It’s that time of year again. But if it seems easier than ever to finish off a box of Girl Scout cookies, it may not just be in your head. The lousy economy is taking a bite out of even the venerable Girl Scout cookie which has found itself downsized this year.
To offset the cost increases of cookie ingredients, Girl Scouts USA made the decision to shrink its cookie boxes, package fewer cookies into boxes of Thin Mints, Do-si-dos, and Tagalongs, and reduce the size of its Lemon Chalet Crèmes.
According to the organization, the cost of flour rose by 30 percent, assorted cooking oils by 40 percent, and cocoa by at least 20 percent. The company felt this was the best method of dealing with increasing raw material prices. Alternatively, Girl Scouts could have used cheaper ingredients, or raised cookie prices from their current price of $3.50 per box.

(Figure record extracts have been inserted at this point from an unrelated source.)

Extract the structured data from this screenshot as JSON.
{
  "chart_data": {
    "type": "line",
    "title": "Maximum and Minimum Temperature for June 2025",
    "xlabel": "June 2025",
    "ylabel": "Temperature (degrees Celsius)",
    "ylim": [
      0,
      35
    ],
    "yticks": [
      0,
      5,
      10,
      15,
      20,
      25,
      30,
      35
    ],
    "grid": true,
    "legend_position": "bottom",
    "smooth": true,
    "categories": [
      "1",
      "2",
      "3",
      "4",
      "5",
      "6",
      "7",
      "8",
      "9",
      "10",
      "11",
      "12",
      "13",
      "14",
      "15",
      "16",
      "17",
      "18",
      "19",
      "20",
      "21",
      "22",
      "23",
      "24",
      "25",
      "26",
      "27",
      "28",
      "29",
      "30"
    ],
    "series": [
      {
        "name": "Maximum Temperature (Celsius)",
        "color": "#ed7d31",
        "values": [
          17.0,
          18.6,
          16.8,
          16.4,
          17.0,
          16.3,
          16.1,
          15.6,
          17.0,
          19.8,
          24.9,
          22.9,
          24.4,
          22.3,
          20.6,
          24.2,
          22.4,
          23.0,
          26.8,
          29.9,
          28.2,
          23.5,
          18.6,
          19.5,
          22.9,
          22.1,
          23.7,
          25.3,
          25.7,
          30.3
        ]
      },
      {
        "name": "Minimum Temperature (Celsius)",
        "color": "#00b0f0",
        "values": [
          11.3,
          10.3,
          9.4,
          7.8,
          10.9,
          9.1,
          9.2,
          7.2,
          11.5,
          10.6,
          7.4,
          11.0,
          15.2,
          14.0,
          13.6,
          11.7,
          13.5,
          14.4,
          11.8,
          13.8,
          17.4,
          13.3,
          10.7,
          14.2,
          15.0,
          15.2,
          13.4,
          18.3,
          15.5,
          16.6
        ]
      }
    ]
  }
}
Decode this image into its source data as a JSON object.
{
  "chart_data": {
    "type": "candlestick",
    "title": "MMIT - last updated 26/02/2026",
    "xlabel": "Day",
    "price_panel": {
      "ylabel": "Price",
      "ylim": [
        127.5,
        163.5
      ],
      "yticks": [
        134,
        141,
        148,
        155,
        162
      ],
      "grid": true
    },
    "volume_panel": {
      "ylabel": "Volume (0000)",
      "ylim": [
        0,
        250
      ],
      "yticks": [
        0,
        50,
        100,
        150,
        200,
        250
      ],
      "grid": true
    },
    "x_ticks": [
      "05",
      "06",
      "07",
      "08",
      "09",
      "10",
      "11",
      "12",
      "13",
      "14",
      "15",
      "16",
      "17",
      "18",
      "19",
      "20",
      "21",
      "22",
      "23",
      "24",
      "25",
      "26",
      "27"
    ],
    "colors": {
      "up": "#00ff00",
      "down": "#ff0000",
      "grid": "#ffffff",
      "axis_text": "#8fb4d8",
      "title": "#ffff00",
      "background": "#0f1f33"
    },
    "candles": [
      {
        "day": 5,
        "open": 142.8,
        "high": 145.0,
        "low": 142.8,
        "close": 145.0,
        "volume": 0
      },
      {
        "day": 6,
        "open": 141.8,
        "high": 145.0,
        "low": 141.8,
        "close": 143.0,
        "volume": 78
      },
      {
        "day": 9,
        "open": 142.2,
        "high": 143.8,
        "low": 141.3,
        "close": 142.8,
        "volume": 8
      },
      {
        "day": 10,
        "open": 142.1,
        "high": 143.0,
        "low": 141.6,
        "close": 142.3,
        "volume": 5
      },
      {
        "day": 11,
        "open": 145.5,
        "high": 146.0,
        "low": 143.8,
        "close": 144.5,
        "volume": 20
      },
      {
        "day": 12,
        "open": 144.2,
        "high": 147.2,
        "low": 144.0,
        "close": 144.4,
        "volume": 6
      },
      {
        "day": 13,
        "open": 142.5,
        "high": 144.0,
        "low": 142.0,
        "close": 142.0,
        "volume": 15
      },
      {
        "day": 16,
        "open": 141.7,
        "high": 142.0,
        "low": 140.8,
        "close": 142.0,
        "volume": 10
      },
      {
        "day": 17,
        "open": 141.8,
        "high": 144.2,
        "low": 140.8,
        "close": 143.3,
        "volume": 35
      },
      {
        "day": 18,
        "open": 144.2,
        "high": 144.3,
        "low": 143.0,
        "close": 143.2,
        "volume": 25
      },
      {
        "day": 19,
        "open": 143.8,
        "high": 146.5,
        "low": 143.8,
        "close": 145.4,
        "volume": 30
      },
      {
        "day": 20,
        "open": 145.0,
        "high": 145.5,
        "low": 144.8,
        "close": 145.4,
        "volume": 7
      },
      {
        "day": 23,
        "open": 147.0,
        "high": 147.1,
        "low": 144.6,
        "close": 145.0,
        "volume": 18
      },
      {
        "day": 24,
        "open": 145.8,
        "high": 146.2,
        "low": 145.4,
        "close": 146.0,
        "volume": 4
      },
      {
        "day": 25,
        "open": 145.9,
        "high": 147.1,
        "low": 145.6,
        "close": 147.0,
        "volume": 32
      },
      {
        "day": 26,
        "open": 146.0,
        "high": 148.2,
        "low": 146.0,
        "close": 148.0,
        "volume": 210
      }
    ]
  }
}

Even though some boxes contain fewer cookies, and some cookies lost some heft in the redesign, it is still a good idea to know the caloric content and serving size of your favorite cookie. There are currently two bakers that make the cookies, ABC and Little Brownie, but the calorie count is similar. Average serving size? 2.5 cookies. Average calories? 150. Calories per box of Thin Mints? 1120 calories.
Girl Scout Cookie History
•The earliest record of Girl Scouts selling cookies was of a 1917 service project by the Mistletoe Troop in Muskogee, Okla.
•In 1933, 44 Girl Scout cookies cost a mere 23 cents.
•The words “Girl Scout Cookies” first appeared on a box of cookies in 1935, for the Girl Scout Federation of Greater New York.
•Thin Mints, or Chocolate Mints as they were called then, officially made the scene in 1951, along with sandwich and shortbread cookies.
•Girl Scout cookies free of trans-fatty acids went on sale in 2007.